The initial recall of 41,280 pounds announced last Wednesday was voluntarily expanded Sunday to include an additional 380,000 pounds of products made by the JBS Swift Beef Company, of Greeley, Colorado.

The recall came as a result of “an ongoing investigation into 24 illnesses in multiple states, of which at least 18 appear to be associated,” the USDA’s Food Safety and Inspection Service said in a written statement.

On its Web site, the company said the suspect beef was produced at its Greeley plant on April 21 and distributed nationally and internationally. “Each of our customers will be personally informed of this recall by phone,” the wholesaler said. A spokesman would not identify those customers to CNN.
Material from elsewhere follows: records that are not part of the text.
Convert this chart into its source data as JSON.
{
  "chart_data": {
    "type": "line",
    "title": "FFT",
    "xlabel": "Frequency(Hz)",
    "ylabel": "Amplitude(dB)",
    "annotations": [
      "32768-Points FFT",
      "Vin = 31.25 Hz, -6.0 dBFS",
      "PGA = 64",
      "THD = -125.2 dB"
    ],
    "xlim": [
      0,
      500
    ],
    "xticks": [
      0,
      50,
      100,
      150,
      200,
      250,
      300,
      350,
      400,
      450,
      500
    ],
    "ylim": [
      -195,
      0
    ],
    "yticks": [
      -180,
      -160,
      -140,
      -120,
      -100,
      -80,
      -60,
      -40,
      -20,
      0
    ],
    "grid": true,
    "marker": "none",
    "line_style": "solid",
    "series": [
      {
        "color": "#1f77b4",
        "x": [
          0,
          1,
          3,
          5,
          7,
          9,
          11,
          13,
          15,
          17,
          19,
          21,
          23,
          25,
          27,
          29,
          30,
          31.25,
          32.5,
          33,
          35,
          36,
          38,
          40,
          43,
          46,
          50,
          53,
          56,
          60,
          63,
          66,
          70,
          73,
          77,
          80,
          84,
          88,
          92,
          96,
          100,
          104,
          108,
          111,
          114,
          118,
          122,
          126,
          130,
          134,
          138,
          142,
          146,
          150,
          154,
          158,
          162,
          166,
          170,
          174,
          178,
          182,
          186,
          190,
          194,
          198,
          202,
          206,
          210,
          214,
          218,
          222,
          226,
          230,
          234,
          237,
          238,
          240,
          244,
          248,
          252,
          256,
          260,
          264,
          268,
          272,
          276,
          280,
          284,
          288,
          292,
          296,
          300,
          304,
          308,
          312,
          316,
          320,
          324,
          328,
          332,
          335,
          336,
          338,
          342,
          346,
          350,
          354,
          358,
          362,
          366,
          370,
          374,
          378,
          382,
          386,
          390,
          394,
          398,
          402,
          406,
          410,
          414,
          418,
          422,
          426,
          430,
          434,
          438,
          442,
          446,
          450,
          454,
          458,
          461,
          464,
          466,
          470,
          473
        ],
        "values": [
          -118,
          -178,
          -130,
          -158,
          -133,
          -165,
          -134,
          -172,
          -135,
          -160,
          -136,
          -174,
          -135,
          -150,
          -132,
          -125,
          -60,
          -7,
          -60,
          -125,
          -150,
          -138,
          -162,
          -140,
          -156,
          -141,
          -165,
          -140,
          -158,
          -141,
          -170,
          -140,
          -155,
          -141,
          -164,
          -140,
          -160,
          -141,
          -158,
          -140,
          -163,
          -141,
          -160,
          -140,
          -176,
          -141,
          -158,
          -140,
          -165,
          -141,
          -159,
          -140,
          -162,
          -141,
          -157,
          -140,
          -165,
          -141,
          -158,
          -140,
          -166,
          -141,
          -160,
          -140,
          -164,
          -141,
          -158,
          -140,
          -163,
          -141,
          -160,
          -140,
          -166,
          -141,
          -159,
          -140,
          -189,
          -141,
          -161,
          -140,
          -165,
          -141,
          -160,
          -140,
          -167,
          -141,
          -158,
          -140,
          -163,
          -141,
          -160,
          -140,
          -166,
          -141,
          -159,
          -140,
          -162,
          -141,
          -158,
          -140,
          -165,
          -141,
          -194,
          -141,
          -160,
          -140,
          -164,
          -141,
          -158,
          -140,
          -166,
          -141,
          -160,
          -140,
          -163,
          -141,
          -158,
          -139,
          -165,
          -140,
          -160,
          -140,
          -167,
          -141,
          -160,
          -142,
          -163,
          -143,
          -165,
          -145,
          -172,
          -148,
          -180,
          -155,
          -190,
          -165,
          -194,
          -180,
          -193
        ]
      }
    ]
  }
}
“That’s ridiculous!” said Sarah Klein, a staff attorney for the Washington-based Center for Science in the Public Interest. “JBS should be able to say who they sold meat to, and those companies should be able to say, ‘These are the products we created from them.’ “

The recall underscores the need for “a comprehensive animal identification system” that would allow meat suppliers to trace their products to an individual ranch, she said…

Symptoms of infection with E. coli bacteria can include severe or bloody diarrhea, vomiting and severe abdominal cramping…

Checking in with TV Talking Heads, this morning, there were a few diligent types who’d taken the time to call JBS, some of the JBS recutters they’d been able to track down – with no cooperation from JBS – and called local supermarkets from national chains to see if anyone knew if any of the contaminated beef was in their local food supply.

Frequent answer? “We haven’t a clue!” Isn’t that special? I called a couple of local chainstore markets and got the same answer.

UPDATE: Got this as part of a longer detailed response from Whole Foods corporate: “We’ve implemented an audit of the chain of custody of every shipment of meat before it is sent to our distribution centers. And our Team Members must be able to determine upon arrival to our distribution centers if a product is from an approved processing plant, or they will not accept the shipment.”

BTW – the JBS cartel now controls 35% of the U.S. beef supply and over 35% of the domestic livestock slaughter. The parent company has been investigated and fined for its cornering of the meat processing market in Brazil, and there is fear that these tactics will soon be seen in the U.S.

In Argentina, you can go to a restaurant and they can tell you which ranch grew the cattle that ended up on your plate; but, the modern industrial colossus that is the GOUSA can’t figure out how to do it.

Or at least the ranchers of America, slaughterhouses like JBS – and their lobbyists haven’t given the FDA and our federal government permission to do so.